На это сторожу сказать было нечего, он сложил на груди руки и прикрыл глаза.
Малоподвижный в ногах, палач действенно орудовал руками, будто крутил, тащил и ломал. Лютая злоба его, однако, никого не взволновала.
Колдун, тот, как уселся на пол, так и не сдвинулся. Похоже, Родька вообще не замечал, одет он или раздет, не понимал, холодно в башне или жарко. Тягостным движением обтёрши лицо, видел он, что ладонь влажная, — смотрел и не мог уяснить себе, зачем смотрит. Зачем всё это? Буйная речь палача не вывела Родьку из полуобморочного забытья — зачем? Всё это было не важнее мокрой ладони. Родька не мог понять и не пытался, не делал даже усилия понять, зачем может происходить что-то подвижное, шумное, когда есть только мрак, где спутались, разрознились, растеряли друг друга и мысль, и чувство. Он сидел, утратив представление о времени, пока не послышались наверху голоса и снова в прежнем порядке не стали спускаться воевода, товарищ его и дьяк.
Когда
Зашли и стеснились на отшибе три женщины. Заглядывал из подсенья ещё народ, но молодцеватый пятидесятник показал кулак, а потом и вовсе прихлопнул дверь, оставив любопытных с носом.
— За Васькой Мещеркой кто ходил? — спросил воевода.
— Ищут, — быстро ответил подьячий, — Захар Тятин пошёл.
— Не слыхать про Мещерку. Никто и имени такого не слышал. Чулкову слободу обыскивают, — заметил бодрый пятидесятник.
— Должен быть, — неверным сиплым голосом вставил Родька. — Ну как же... Васька Мещерка...
— Нужно искать, — веско сказал князь Василий.

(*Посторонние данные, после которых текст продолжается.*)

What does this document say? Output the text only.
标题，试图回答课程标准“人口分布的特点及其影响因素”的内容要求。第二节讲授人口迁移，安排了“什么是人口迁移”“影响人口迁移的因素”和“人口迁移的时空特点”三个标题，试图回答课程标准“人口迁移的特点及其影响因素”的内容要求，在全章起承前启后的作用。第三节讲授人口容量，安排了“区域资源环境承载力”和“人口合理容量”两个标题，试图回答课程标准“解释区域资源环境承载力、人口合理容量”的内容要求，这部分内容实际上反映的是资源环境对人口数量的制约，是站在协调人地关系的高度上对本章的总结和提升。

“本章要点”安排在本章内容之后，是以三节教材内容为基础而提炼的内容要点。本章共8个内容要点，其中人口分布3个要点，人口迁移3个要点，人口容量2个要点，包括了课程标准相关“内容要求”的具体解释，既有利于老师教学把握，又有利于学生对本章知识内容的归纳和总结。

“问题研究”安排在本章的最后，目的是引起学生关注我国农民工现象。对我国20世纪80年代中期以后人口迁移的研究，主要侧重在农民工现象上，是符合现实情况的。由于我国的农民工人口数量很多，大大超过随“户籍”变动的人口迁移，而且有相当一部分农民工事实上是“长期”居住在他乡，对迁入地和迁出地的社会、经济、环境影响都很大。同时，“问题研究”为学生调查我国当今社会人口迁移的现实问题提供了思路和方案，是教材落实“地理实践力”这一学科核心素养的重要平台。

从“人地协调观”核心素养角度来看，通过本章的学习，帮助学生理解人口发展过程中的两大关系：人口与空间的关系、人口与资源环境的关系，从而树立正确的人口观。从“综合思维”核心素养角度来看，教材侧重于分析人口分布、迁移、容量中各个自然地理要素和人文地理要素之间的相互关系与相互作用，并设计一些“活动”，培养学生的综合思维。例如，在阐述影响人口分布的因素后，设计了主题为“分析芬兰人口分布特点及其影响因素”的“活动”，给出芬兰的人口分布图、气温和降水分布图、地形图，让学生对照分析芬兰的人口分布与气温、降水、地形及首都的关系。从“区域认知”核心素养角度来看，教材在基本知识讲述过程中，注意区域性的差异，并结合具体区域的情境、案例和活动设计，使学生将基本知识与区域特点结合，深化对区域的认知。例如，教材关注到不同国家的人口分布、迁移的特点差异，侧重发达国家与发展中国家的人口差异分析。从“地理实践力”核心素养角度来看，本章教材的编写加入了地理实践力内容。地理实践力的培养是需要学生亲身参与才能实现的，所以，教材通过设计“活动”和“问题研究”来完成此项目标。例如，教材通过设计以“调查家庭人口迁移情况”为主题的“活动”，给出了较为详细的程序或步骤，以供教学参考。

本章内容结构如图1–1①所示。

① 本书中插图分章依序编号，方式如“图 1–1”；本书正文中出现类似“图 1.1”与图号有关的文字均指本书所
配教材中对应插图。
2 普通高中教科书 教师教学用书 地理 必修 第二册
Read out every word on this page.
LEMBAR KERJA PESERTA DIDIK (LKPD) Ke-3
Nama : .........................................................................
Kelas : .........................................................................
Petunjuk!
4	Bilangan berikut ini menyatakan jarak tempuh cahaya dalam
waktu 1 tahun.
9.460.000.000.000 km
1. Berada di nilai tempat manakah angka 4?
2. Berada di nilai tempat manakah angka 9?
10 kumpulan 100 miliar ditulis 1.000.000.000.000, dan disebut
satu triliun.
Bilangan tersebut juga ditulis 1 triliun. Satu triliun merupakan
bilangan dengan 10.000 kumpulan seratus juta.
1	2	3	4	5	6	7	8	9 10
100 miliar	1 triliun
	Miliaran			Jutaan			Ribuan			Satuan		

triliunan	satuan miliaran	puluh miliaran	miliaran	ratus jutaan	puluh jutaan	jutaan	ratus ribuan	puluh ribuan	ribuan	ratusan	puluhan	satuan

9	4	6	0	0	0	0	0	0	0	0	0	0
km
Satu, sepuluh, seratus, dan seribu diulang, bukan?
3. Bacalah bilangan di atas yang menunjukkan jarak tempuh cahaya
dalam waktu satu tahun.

Все примолкли, словно бы эта важная мысль требовала в ответ длительного умственного напряжения. А воевода и хотел продолжать, да запамятовал: сморщившись, постучал кончиком пальца по столу.
Это... мм... — промычал он в почтительной тишине. — Которая... Иван Борисович!.. Ну, стерва эта, курва, которую Родька крючком таскал, — где пострадавшая?
Женщины у стены, все трое, поджав губы, не откликались.
— Посмотри в речах! — кинул князь Василий дьяку. — Что?
— Ну имя, имя! — воевода сорвался в крик.
Федька открыла уж было рот, чтобы напомнить имя пострадавшей, но та её опередила. Молодая крепкая баба с двойным подбородком, в вышитой рубашке и в намётке — голову её покрывало длинное, сажени на две полотенце, которое женщины повязывают с многослойным искусством. Концы намётки и похожие на крылья петли, что были разбросаны по плечам и свисали за спину, сообщали Родькиной жертве облик задиристый и всклокоченный. Упитанное лицо её в окружении неведомо как увязанных, развевающихся от порывистого движения крыльев обретало родовое сходство с мифическим чудовищем женского пола.
— Ну, я Любка! — сказала она, решительно выступая вперёд. — Квасом торгую!
Поразительно, что она сумела произвести впечатление и таким мало подходящим для этой цели товаром, как квас. Пряники, квас, калачи — всё годилось, чтобы ошеломить присутствующих.
— Тише, тише, не на базаре! — возразил князь Василий и с достоинством подвинулся, вспомнив, должно быть, что он воевода.
— Где этот ваш жупик? — продолжала, однако, Любка, не сбавляя напора. Она оглянулась и разве что голову вверх не задрала, отыскивая сказанного жупика и под лавкой, и на почернелых от копоти потолочных балках, но перед собой в упор его не видела.